Beyond Halo? Formidable Xbox One exclusives out now or coming this year include Sunset Overdrive, Ori and the Blind Forest, Cuphead, Titanfall, Rise of the Tomb Raider and Forza Motorsport 6.
Your friends play on Xbox Live
Social networks are the future of any online-focused platform. No one save Sony and Microsoft have the hard statistical data accounting for who played what, where and how often on the PlayStation 3 and Xbox 360, but if your friends mostly live on Xbox Live, abandoning your pals to play with strangers may be out of the question. (Note that Xbox Live runs $60 a year, and it’s mandatory if you want to play games or do much of anything else with the Xbox One online.)
You can stream Xbox One games to a Windows 10 PC
You’ll need a Windows 10 computer, of course, but if you already have a prerelease version of the operating system (or plan to get one when the public version of Windows 10 arrives on July 29) and you like the idea of cordless platform interoperability, this slick little bonus feature just emerged from beta.

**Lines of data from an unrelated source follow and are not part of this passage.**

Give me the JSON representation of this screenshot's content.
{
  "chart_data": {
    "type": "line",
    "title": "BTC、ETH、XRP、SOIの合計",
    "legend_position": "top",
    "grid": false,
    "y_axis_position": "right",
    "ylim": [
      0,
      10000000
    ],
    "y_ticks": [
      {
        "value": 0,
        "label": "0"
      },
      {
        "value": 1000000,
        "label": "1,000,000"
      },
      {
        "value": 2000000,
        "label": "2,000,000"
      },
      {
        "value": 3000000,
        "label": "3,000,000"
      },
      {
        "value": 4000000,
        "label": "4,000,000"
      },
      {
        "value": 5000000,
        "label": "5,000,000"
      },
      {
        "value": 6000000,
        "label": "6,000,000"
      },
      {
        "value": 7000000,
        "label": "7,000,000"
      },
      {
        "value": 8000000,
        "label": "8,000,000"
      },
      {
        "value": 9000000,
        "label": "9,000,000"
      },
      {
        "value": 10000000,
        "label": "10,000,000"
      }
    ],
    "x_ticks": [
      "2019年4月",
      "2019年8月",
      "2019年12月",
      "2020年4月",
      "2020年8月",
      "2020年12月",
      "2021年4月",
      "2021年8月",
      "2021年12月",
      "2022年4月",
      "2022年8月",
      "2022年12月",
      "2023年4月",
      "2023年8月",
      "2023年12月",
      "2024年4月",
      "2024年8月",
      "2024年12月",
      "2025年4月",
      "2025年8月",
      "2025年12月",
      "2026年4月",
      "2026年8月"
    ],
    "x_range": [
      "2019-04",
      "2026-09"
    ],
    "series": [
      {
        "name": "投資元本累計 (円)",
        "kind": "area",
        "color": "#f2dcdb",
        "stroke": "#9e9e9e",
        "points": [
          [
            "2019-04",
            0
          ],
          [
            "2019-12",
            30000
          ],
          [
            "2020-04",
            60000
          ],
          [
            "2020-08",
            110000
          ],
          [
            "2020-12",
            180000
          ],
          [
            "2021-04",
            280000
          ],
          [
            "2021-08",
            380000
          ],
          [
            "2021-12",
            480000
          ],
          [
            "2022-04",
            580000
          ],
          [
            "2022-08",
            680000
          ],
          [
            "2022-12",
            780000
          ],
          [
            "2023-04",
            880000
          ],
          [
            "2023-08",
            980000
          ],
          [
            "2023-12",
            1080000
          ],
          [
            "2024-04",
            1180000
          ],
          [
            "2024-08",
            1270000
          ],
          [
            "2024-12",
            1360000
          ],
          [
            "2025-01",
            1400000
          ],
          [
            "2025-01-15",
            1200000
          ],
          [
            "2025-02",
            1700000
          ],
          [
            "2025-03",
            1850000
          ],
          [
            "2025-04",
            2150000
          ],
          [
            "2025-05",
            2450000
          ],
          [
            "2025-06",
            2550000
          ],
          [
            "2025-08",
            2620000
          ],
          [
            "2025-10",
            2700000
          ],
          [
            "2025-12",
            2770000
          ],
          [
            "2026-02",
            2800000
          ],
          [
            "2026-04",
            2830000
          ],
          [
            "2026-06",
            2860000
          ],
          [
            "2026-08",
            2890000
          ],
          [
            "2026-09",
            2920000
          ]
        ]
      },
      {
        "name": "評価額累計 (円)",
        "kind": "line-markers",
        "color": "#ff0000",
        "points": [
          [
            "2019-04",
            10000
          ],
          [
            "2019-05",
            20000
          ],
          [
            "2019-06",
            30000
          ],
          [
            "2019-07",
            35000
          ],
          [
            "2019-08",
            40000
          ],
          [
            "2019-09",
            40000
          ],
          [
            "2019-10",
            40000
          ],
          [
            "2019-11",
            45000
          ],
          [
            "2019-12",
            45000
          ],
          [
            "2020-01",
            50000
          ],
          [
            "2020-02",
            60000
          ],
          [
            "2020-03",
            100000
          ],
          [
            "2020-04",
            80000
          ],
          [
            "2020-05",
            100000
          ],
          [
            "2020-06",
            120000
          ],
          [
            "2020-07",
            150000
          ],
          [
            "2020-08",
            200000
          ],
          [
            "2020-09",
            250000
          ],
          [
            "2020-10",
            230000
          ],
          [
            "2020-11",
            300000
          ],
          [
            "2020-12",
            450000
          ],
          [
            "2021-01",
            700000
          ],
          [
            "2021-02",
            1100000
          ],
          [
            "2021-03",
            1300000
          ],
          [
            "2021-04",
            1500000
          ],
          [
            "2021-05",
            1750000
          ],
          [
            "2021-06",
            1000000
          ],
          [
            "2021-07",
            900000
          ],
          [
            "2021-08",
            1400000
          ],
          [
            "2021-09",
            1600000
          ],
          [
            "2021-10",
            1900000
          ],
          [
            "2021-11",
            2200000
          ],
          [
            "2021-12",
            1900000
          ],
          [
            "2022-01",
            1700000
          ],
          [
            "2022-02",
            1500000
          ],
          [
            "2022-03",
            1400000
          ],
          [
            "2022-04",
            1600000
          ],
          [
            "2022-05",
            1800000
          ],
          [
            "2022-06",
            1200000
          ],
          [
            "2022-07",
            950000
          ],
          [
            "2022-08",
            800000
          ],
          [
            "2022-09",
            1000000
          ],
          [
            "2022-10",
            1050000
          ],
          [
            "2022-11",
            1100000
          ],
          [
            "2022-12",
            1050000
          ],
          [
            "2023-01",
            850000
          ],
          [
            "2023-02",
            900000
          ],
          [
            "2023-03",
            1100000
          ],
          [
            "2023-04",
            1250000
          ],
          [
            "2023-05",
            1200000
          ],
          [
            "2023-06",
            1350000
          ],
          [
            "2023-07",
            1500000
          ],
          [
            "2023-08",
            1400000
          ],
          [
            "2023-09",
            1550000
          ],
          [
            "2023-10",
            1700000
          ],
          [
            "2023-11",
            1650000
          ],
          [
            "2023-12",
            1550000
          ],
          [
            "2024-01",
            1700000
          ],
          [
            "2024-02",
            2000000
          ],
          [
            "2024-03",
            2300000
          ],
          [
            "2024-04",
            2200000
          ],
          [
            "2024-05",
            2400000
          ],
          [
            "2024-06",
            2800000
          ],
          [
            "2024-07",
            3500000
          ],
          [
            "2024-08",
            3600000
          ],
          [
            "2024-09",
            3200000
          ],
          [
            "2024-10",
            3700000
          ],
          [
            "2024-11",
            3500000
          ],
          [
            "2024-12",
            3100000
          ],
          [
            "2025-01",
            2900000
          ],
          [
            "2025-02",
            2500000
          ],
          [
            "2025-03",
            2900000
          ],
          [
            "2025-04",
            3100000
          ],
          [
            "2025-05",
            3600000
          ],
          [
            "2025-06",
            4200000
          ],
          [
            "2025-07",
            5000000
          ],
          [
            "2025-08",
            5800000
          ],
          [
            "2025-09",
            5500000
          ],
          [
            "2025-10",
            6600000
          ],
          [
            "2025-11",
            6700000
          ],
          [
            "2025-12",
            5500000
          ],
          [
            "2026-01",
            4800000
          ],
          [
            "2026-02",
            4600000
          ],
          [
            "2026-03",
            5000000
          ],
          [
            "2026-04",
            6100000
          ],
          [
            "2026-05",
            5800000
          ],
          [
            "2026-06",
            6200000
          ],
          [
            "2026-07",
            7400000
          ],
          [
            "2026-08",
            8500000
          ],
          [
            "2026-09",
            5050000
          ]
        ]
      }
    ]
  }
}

Sidebar: Microsoft plans to reintroduce cross-platform gaming (Xbox One and Windows 10 PCs) with Fable Legends later this year. And Windows 10 will itself soon replace the Xbox One’s native operating system as part of Microsoft’s ongoing OS unification strategy.
It’s cheaper than Sony’s PlayStation 4
By only $50 ($350 versus $400), sure. But that’s more than the price of a used game and nearly the price of a new one. If you want the least expensive game console, that’s technically Nintendo’s Wii U. But if you want the least expensive (upfront) platform that plays third-party games like Grand Theft Auto V, The Witcher 3 and Batman: Arkham Knight, the Xbox One wins the price tag war — for now.
Backward compatibility
Console-makers are under no obligation to retrofit their flagship systems with prior-gen titles, but when they do, no one’s going to complain. The Xbox 360 has a powerful back library well worth preserving. The initial list of backward compatible games (in beta, as part of the Xbox One preview program) may look small, but expect it to grow, and anything that made piles of cash to appear on it eventually.